Y la pregunta personal es esta: ¿dónde está tu destierro? ¿Qué parte de tu vida se ve tan rota que no puedes cantar dentro de ella? El salmo no dice que el dolor no sea real. Dice que el dolor está contado. La lengua que se pega al paladar es exactamente el punto medio — no el final.

Después de ese punto el salmo sigue recordando; y su salmo compañero llega a los que salieron llorando y vuelven con las gavillas. La ida vale 121, el regreso 16, y juntos hacen 137. Ninguno de los dos está completo sin el otro.

עַל נַהֲרוֹת בָּבֶל

El salmo medido en el destierro

84 palabras, cortadas en «mi lengua»: las 42 primeras = 13.700 = 100 × 137. 317 letras = primera palabra (100) + última palabra (165) + dos veces el Nombre (52).
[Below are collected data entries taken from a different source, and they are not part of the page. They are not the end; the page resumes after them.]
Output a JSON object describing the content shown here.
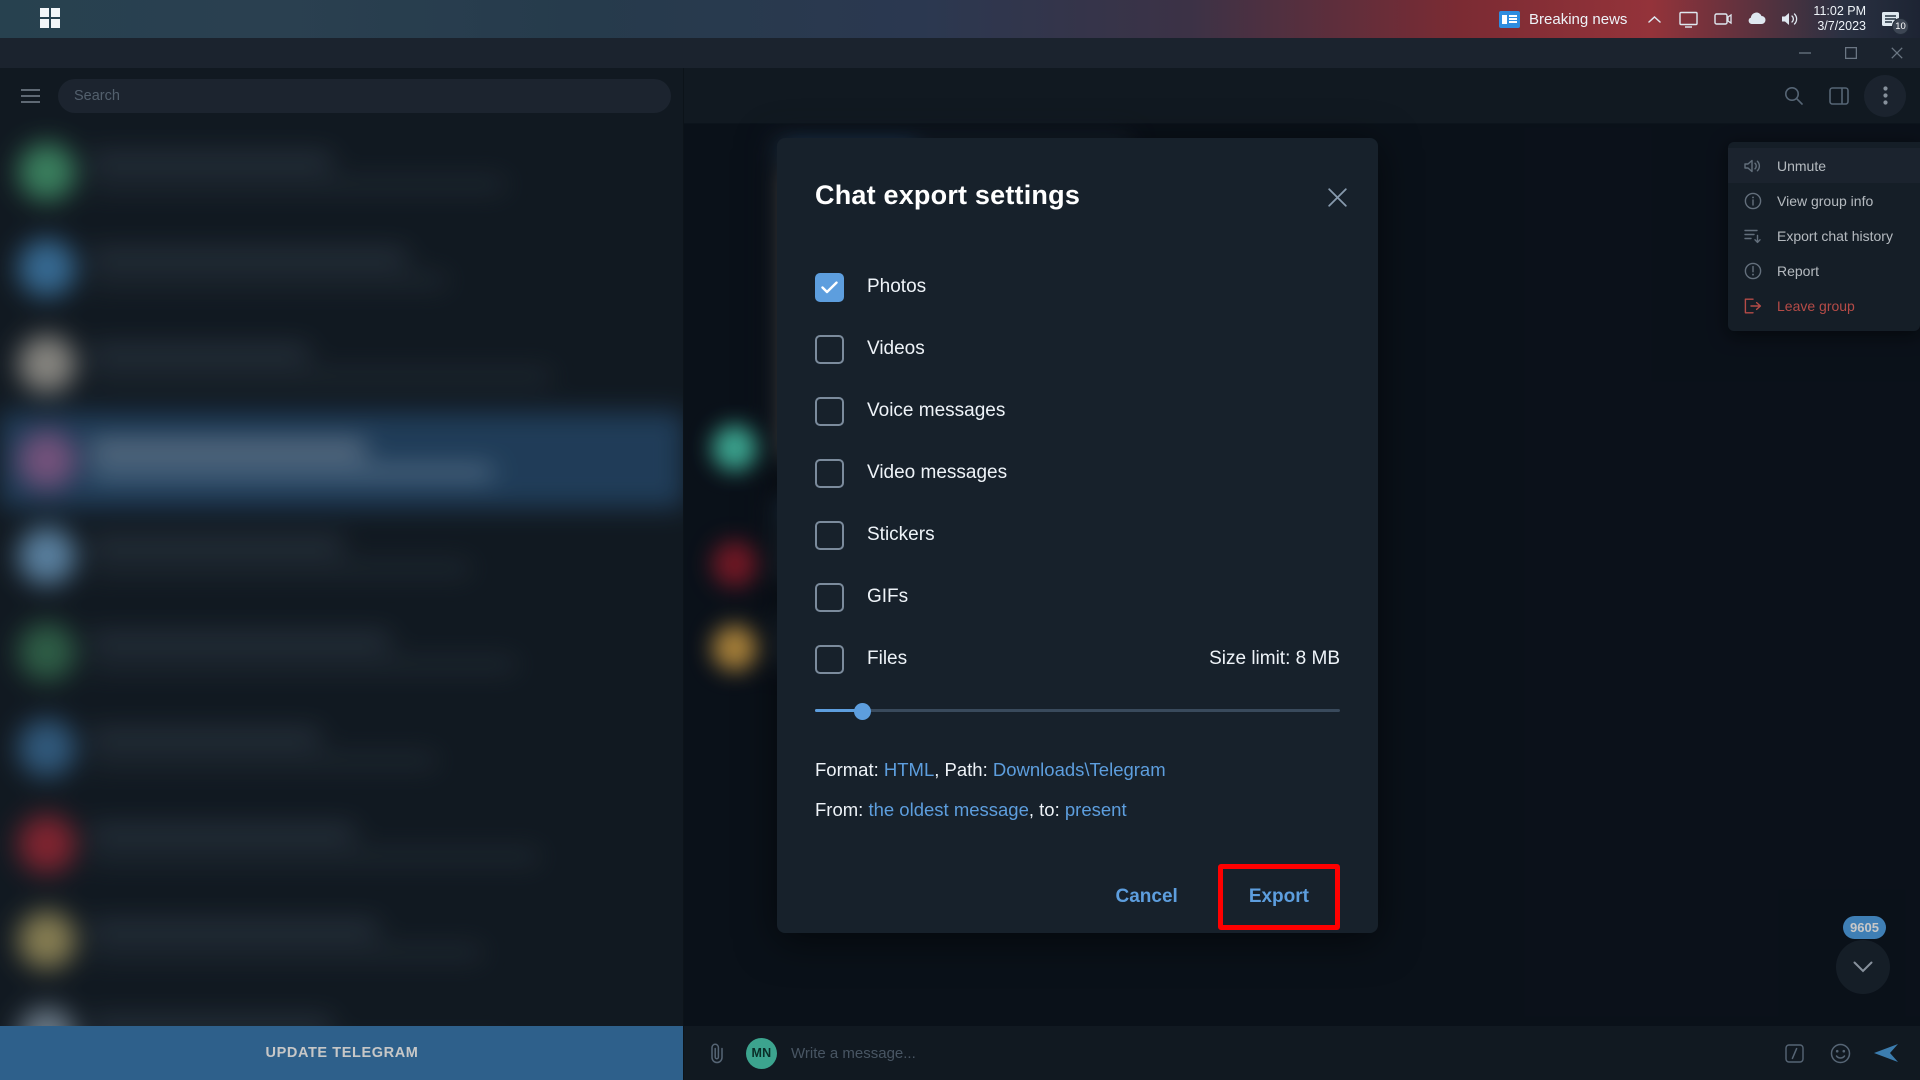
{
  "taskbar": {
    "start_icon": "windows-logo",
    "news_label": "Breaking news",
    "tray_icons": [
      "chevron-up-icon",
      "display-icon",
      "camera-icon",
      "cloud-icon",
      "volume-icon"
    ],
    "time": "11:02 PM",
    "date": "3/7/2023",
    "notification_count": "10"
  },
  "window": {
    "minimize": "minimize-icon",
    "maximize": "maximize-icon",
    "close": "close-icon"
  },
  "sidebar": {
    "menu_icon": "hamburger-icon",
    "search_placeholder": "Search",
    "update_banner": "UPDATE TELEGRAM"
  },
  "chat_header": {
    "icons": [
      "search-icon",
      "panel-icon",
      "more-vertical-icon"
    ]
  },
  "context_menu": {
    "items": [
      {
        "label": "Unmute",
        "icon": "speaker-muted-icon",
        "danger": false
      },
      {
        "label": "View group info",
        "icon": "info-circle-icon",
        "danger": false
      },
      {
        "label": "Export chat history",
        "icon": "export-list-icon",
        "danger": false
      },
      {
        "label": "Report",
        "icon": "alert-circle-icon",
        "danger": false
      },
      {
        "label": "Leave group",
        "icon": "leave-icon",
        "danger": true
      }
    ]
  },
  "modal": {
    "title": "Chat export settings",
    "close_icon": "close-icon",
    "options": [
      {
        "label": "Photos",
        "checked": true
      },
      {
        "label": "Videos",
        "checked": false
      },
      {
        "label": "Voice messages",
        "checked": false
      },
      {
        "label": "Video messages",
        "checked": false
      },
      {
        "label": "Stickers",
        "checked": false
      },
      {
        "label": "GIFs",
        "checked": false
      },
      {
        "label": "Files",
        "checked": false
      }
    ],
    "size_limit_label": "Size limit: 8 MB",
    "slider_percent": 9,
    "format_prefix": "Format: ",
    "format_value": "HTML",
    "path_prefix": ", Path: ",
    "path_value": "Downloads\\Telegram",
    "from_prefix": "From: ",
    "from_value": "the oldest message",
    "to_prefix": ", to: ",
    "to_value": "present",
    "cancel_label": "Cancel",
    "export_label": "Export",
    "highlight_color": "#ff0000"
  },
  "chat_footer": {
    "attach_icon": "paperclip-icon",
    "avatar_initials": "MN",
    "message_placeholder": "Write a message...",
    "command_icon": "slash-icon",
    "emoji_icon": "smiley-icon",
    "send_icon": "send-icon"
  },
  "scroll_button": {
    "unread_count": "9605",
    "icon": "chevron-down-icon"
  },
  "colors": {
    "accent": "#5d9ede",
    "danger": "#e8615c",
    "panel": "#17212b",
    "chat_bg": "#0e1621",
    "selected_row": "#2b5278",
    "banner": "#3c7cb2"
  }
}
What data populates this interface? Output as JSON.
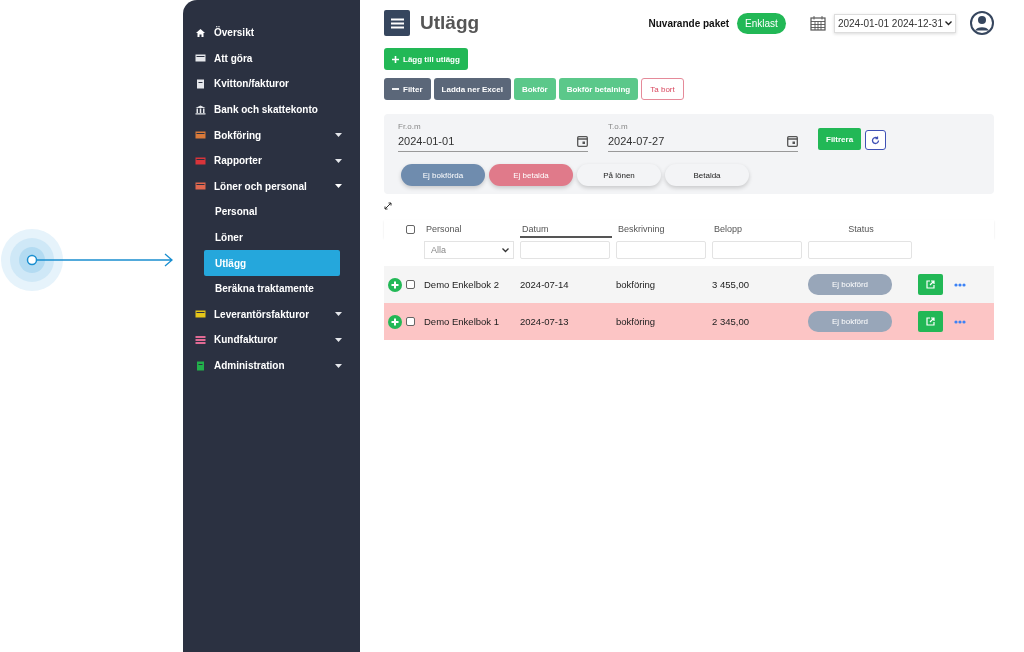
{
  "sidebar": {
    "items": [
      {
        "label": "Översikt",
        "kind": "link",
        "color": "#ffffff"
      },
      {
        "label": "Att göra",
        "kind": "link",
        "color": "#e5e7eb"
      },
      {
        "label": "Kvitton/fakturor",
        "kind": "link",
        "color": "#e5e7eb"
      },
      {
        "label": "Bank och skattekonto",
        "kind": "link",
        "color": "#e5e7eb"
      },
      {
        "label": "Bokföring",
        "kind": "group",
        "color": "#d97a3a",
        "expanded": false
      },
      {
        "label": "Rapporter",
        "kind": "group",
        "color": "#d9343a",
        "expanded": false
      },
      {
        "label": "Löner och personal",
        "kind": "group",
        "color": "#e0674f",
        "expanded": true,
        "children": [
          {
            "label": "Personal",
            "selected": false
          },
          {
            "label": "Löner",
            "selected": false
          },
          {
            "label": "Utlägg",
            "selected": true
          },
          {
            "label": "Beräkna traktamente",
            "selected": false
          }
        ]
      },
      {
        "label": "Leverantörsfakturor",
        "kind": "group",
        "color": "#e6c619",
        "expanded": false
      },
      {
        "label": "Kundfakturor",
        "kind": "group",
        "color": "#e06a94",
        "expanded": false
      },
      {
        "label": "Administration",
        "kind": "group",
        "color": "#22b04b",
        "expanded": false
      }
    ]
  },
  "header": {
    "title": "Utlägg",
    "package_label": "Nuvarande paket",
    "package": "Enklast",
    "period": "2024-01-01 2024-12-31"
  },
  "add_button": "Lägg till utlägg",
  "toolbar": [
    {
      "label": "Filter",
      "kind": "dark"
    },
    {
      "label": "Ladda ner Excel",
      "kind": "dark"
    },
    {
      "label": "Bokför",
      "kind": "green"
    },
    {
      "label": "Bokför betalning",
      "kind": "green"
    },
    {
      "label": "Ta bort",
      "kind": "outline"
    }
  ],
  "filter": {
    "from_label": "Fr.o.m",
    "from": "2024-01-01",
    "to_label": "T.o.m",
    "to": "2024-07-27",
    "apply": "Filtrera",
    "chips": [
      {
        "label": "Ej bokförda",
        "color": "#6f8cae"
      },
      {
        "label": "Ej betalda",
        "color": "#e07a8a"
      },
      {
        "label": "På lönen",
        "color": "#f3f4f6"
      },
      {
        "label": "Betalda",
        "color": "#f3f4f6"
      }
    ]
  },
  "table": {
    "columns": [
      {
        "label": "Personal",
        "sorted": false
      },
      {
        "label": "Datum",
        "sorted": true
      },
      {
        "label": "Beskrivning",
        "sorted": false
      },
      {
        "label": "Belopp",
        "sorted": false
      },
      {
        "label": "Status",
        "sorted": false
      }
    ],
    "all_checked": false,
    "personal_filter": "Alla",
    "rows": [
      {
        "personal": "Demo Enkelbok 2",
        "datum": "2024-07-14",
        "beskrivning": "bokföring",
        "belopp": "3 455,00",
        "status": "Ej bokförd",
        "checked": false,
        "highlighted": false
      },
      {
        "personal": "Demo Enkelbok 1",
        "datum": "2024-07-13",
        "beskrivning": "bokföring",
        "belopp": "2 345,00",
        "status": "Ej bokförd",
        "checked": false,
        "highlighted": true
      }
    ]
  }
}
El salmo entero = 24.255 = הַכֹּל (55) × אֱמֶת (441), y 55 + 441 = 496 = מַלְכוּת. Y el último versículo = 1.820 = 70 × 26: tanto como todas las veces que el Nombre de Dios está escrito en la Torá.

Del libro «137: The Riddle of Creation» de Rav Yitzchak Ginsburgh, Apéndice A

Colgaron las arpas de los sauces y se negaron a cantar. Pero escribieron el salmo. Y ese salmo — escrito en el punto más hondo del destierro — está sellado de principio a fin con un ojo, y contado con un Nombre que nunca se fue.